Distilling Sea Water
If only salt water is available a distilling plant can be made. You will have to improvise and use containers that can be found or that you may have. First you require a container of seawater and material to seal the container to prevent steam from escaping. Push one end of the tubing or rubber hose through this seal material and check to see that the seal remains intact while blowing into the loose end of the tubing. Place the container onto a fire and bring to the boil. Steam will be forced through the tube where it condenses and fresh water will drip from the end, into another container.
Another method is to simply bring water to the boil and catch as much steam as possible on a piece of cloth and then ring it out. Although this method works, it is not the most efficient.

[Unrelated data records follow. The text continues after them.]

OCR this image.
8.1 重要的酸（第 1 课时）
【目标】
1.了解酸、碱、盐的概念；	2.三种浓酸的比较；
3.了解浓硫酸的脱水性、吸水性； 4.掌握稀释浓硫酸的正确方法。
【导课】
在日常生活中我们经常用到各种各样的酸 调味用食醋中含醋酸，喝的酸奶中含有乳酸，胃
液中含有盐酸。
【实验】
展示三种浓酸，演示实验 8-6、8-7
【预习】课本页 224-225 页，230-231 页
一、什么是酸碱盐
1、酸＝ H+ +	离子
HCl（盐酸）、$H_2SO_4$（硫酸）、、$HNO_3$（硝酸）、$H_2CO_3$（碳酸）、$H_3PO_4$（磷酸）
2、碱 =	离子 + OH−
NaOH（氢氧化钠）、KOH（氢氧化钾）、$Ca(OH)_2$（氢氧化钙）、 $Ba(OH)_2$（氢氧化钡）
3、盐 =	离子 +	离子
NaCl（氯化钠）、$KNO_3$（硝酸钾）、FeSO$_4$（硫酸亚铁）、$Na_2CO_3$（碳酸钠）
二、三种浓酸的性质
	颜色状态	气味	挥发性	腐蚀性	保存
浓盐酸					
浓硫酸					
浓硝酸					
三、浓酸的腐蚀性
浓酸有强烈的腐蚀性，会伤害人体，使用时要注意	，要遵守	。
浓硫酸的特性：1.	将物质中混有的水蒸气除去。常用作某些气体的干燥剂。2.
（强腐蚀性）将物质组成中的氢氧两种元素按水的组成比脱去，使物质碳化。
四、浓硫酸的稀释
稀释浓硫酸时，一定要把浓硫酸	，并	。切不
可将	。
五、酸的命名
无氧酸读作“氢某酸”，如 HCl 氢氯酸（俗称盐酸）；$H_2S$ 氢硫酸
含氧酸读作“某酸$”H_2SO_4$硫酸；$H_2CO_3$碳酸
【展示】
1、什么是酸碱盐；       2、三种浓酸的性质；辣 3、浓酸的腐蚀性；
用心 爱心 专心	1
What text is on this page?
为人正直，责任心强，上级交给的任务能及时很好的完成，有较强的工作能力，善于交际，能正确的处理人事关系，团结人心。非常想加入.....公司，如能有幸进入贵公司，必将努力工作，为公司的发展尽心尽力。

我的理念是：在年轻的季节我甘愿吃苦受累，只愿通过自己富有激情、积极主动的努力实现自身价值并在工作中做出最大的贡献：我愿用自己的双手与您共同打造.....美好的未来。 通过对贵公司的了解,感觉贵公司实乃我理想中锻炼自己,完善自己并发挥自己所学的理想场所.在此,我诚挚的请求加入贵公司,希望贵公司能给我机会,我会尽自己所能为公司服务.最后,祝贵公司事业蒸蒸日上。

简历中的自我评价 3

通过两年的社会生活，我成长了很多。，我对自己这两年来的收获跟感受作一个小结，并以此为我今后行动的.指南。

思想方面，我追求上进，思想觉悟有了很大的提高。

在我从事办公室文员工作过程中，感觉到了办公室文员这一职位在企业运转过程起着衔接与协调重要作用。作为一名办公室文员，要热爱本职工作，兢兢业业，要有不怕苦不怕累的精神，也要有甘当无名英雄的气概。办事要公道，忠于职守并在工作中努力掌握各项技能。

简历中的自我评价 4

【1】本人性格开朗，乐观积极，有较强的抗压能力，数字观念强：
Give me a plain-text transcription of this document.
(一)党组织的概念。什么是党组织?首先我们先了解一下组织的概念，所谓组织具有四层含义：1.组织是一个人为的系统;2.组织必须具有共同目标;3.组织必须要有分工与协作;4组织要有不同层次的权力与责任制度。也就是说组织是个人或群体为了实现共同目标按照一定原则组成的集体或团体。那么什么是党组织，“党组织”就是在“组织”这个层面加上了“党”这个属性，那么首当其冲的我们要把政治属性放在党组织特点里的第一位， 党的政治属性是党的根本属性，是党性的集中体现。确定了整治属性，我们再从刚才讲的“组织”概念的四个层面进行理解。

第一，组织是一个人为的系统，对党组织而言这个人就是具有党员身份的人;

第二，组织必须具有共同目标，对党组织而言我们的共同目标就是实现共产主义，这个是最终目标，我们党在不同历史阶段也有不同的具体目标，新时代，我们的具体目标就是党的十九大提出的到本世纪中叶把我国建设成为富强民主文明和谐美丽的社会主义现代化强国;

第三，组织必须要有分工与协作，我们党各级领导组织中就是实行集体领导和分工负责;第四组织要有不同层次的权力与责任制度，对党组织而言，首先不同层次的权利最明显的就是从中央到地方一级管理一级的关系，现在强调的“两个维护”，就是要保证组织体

You must remember that the steam is the fresh water and therefore you must trap the steam to get fresh water. Any improvised method will do even if you place an open container on the
fire and bring it to the boil, and then arrange a small plastic ‘tent’ on top of it. The steam will strike the tent, condense and run down to your container or containers.
Note: Aluminum foil or similar would make a seal around the container by folding it into a cone shape with the tubing attached to the small end of the cone and placing the large end around the container, secure ends of the cone with wire to make the seal. Run the tubing through a cooling agent (water).